Arquivo para Setembro, 2008

Simples assim…

Cada pessoa, apesar de tudo, tem o controle sobre sua própria vida, suas ações e sobretudo suas consequencias, quem disser que não está errado. Acredito eu.

Na verdade é bem simples, você faz uma coisa, isso gera uma reação e você de algum modo lida com isso. Não tem isso de que não se tem controle, por que na verdade, isso faz alguma diferença mesmo? A qualquer rminuto, a qualquer hora, em qualquer dia, basta que uma pessoa se levante e faça algo pra provar que todo mundo está errado, e somos sim, senhores do nosso destino.

Ficar se lamentando, ficar negando algo, ou fingir que nunca aconteceu, pode funcionar, claro, mas não muda nada, o que muda são ações. Pode-se entretanto, requerer a ajuda dos outros, isso de modo algum é errado, as vezes uma conversa para expandir os horizontes pode ajudar bastante, as vezes a propria pessoa pode de algum modo resolver seja lá o que aconteceu, ou mesmo apenas te dar a força que você precisa pra fazer alguma coisa.

E sabe o pior? Isso nem sequer é dificil… Tomar decisões também não é dificil, basta ver o que você gostaria que acontecesse e trabalhar em pró disso. Ok, decidiu? Agora faça algo. Simples não? Não sabe o que fazer? É claro que sabe, você acabou de decidir.

Nesse ponto deve-se expor algo: Ouça as outras pessoas.

Don Michael Corleone disse uma vez “Nunca fique com raiva, atrapalha o raciocinio“, mas isso também vale para outros sentimentos, tristeza, decepção, que seja. Qualquer tipo de sentimento atrapalha o raciocinio, então ou você separa as duas coisas, ou conversa com alguem que possa pensar melhor que você.

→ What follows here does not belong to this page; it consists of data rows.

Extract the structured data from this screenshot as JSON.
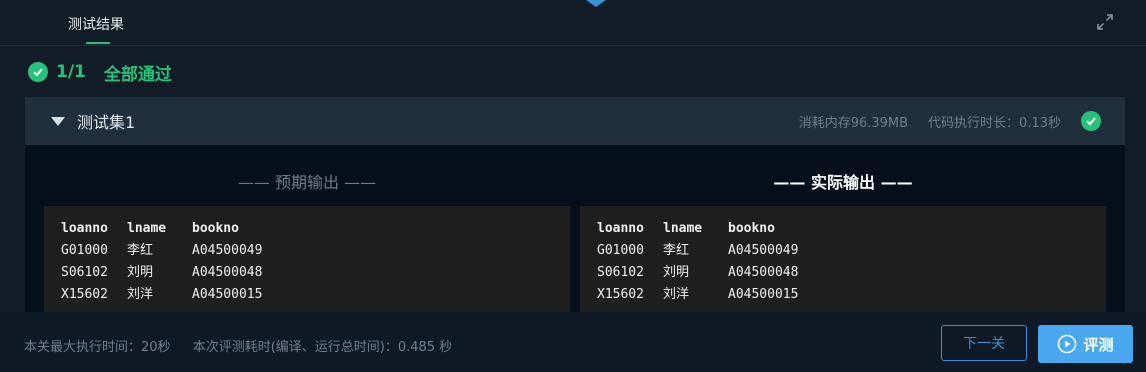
{
  "tabs": {
    "active": "测试结果"
  },
  "summary": {
    "score": "1/1",
    "status": "全部通过"
  },
  "test_set": {
    "title": "测试集1",
    "memory": "消耗内存96.39MB",
    "exec_time": "代码执行时长：0.13秒"
  },
  "expected": {
    "title": "—— 预期输出 ——",
    "header": [
      "loanno",
      "lname",
      "bookno"
    ],
    "rows": [
      [
        "G01000",
        "李红",
        "A04500049"
      ],
      [
        "S06102",
        "刘明",
        "A04500048"
      ],
      [
        "X15602",
        "刘洋",
        "A04500015"
      ]
    ]
  },
  "actual": {
    "title": "—— 实际输出 ——",
    "header": [
      "loanno",
      "lname",
      "bookno"
    ],
    "rows": [
      [
        "G01000",
        "李红",
        "A04500049"
      ],
      [
        "S06102",
        "刘明",
        "A04500048"
      ],
      [
        "X15602",
        "刘洋",
        "A04500015"
      ]
    ]
  },
  "footer": {
    "max_time": "本关最大执行时间：20秒",
    "eval_time": "本次评测耗时(编译、运行总时间)：0.485 秒",
    "next_label": "下一关",
    "judge_label": "评测"
  },
  "colors": {
    "success": "#27c27a",
    "accent": "#3a8fd6",
    "button": "#4aa8f0"
  }
}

Geralmente, eles vão dizer algo que você já sabe, ou algo extremamente simples. Mas mesmo assim, ouça eles. Quem foi que disse que tudo requer uma solução complicada? Na verdade tudo é bem simples, as pessoas que complicam tudo… Respostas simples são sempre as melhores, e certamente as mais efetivas.

Ao menos, deve-se considerar uma coisa, na verdade acho que um professor meu disse isso uma vez. Se você tem um problema, tente uma solução simples, deu certo ótimo, não deu, bom, você causou vários outros problemas menores, problemas menores são mais fáceis de resolver. Isso na verdade faz bastante sentido. Se não fizer, pelo menos você tomou alguma atitude, o chamado primeiro passo, depois disso tudo torna-se mais fácil.

Problemas são sempre simples.

PS. Eu não tenho a menor idéia por que estou escrevendo isso. Sério.

PS2. Eu sei o que vão falar “Ahhh tá, ouça os outros? Como se você fizesse isso!”, eu sei disso, ok? Só estou dizendo o que as pessoas deveriam fazer, não o que eu faço, certo, Lari, Ueiri, Lucas? =)

Normal?

Engraçado como as coisas são… Há um tempo tudo parecia meio normal demais, nada de interessante, nada de bom, as coisas simplesmente não aconteciam, ou se aconteciam davam errado (whatever, isso não vem ao caso!). Eu comecei a me perguntar por que, afinal, as coisas não estavam ruins, só ‘normais’ demais.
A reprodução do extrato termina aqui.